I'm about to look into Software Transactional Memory techniques for some financial code I'm involved with. Any advice about which libraries to look at (and why) would be quite welcome.
Thanks pt
There is CL-STM. I haven't tried it, though, and know little about it.
If you do find a good STM library, you'll want a functional collections library to go with it. This is for the same reason that Clojure uses functional collections: you don't want to have to go outside the STM framework to update collection-valued slots of objects. Permit me to suggest FSet: http://common-lisp.net/project/fset/
It is Quicklisp-loadable: (ql:quickload "fset")
-- Scott
On Fri, Dec 20, 2013 at 9:32 AM, Paul Tarvydas paultarvydas@gmail.comwrote:
I'm about to look into Software Transactional Memory techniques for some financial code I'm involved with. Any advice about which libraries to look at (and why) would be quite welcome.
Thanks pt
On Fri, Dec 20, 2013 at 3:17 PM, Scott L. Burson Scott@sympoiesis.com wrote:
There is CL-STM. I haven't tried it, though, and know little about it.

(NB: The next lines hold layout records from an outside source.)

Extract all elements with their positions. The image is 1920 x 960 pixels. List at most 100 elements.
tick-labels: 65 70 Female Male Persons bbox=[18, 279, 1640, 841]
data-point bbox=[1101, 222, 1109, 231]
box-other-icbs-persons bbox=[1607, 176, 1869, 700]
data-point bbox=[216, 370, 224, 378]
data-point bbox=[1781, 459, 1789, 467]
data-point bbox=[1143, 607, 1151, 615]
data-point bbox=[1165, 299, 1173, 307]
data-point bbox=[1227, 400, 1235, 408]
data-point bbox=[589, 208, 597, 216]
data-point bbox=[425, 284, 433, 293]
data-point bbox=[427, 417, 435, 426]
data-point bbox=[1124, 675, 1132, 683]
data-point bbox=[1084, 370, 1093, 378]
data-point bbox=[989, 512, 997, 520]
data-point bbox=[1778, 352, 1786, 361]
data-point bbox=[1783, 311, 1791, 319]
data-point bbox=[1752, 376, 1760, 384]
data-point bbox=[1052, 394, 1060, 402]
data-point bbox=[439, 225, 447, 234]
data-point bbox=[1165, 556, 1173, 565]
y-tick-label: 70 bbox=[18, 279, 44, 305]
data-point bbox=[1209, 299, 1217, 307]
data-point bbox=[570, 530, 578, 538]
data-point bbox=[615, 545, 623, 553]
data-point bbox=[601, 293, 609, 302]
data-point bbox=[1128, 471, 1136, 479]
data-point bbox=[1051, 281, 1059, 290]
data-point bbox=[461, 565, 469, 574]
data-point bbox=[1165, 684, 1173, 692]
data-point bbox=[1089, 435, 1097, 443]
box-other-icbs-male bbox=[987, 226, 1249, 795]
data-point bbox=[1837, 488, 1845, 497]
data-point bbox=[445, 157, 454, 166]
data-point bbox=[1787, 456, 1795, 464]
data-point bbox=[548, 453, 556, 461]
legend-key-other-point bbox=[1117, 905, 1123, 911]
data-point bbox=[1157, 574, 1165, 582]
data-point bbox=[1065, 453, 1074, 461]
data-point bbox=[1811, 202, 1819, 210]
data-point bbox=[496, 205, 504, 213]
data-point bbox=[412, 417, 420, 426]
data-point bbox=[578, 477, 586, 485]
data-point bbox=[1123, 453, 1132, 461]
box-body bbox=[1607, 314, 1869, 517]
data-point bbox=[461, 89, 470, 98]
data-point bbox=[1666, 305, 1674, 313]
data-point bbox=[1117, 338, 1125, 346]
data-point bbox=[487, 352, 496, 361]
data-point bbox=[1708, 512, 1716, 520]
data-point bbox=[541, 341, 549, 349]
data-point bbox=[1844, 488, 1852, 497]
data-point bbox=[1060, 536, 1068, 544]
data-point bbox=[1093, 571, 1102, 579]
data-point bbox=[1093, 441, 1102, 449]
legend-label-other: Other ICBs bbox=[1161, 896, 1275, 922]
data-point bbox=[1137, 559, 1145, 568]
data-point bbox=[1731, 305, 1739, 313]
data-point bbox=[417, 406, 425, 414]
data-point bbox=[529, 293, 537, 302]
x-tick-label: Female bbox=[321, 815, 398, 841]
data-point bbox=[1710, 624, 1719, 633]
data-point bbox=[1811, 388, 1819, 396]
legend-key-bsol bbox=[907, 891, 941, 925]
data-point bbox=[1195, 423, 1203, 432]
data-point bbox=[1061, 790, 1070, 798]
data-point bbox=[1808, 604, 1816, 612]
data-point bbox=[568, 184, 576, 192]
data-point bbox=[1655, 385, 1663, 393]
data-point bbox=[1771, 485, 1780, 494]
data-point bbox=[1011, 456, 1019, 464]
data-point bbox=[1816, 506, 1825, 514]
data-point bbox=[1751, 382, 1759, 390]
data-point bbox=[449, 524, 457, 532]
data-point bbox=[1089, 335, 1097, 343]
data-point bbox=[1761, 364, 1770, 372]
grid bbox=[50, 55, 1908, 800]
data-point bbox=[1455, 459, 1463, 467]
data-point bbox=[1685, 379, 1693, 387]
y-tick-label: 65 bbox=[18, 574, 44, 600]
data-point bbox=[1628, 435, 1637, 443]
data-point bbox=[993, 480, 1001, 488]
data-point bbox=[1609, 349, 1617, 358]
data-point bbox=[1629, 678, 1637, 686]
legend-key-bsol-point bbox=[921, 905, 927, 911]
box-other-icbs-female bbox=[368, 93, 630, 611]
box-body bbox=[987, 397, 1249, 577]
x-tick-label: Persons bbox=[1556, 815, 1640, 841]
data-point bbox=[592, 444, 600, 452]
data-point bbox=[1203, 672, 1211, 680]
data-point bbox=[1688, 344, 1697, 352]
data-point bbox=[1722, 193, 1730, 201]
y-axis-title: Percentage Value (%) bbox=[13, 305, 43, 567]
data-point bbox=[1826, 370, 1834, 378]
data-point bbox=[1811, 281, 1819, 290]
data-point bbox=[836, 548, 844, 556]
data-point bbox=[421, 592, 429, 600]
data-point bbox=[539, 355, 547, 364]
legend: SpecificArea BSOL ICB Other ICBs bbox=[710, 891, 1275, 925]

If you do find a good STM library, you'll want a functional collections library to go with it. This is for the same reason that Clojure uses functional collections: you don't want to have to go outside the STM framework to update collection-valued slots of objects. Permit me to suggest FSet: http://common-lisp.net/project/fset/
It is Quicklisp-loadable: (ql:quickload "fset")
And of course, there are also functional collections in LIL: https://github.com/fare/lisp-interface-library
(FSet and LIL have very different styles and feel; depending on your personality, you might prefer one or the other. FSet is more of its own dialect of Lisp; LIL is more of a peculiar way to use CLOS.)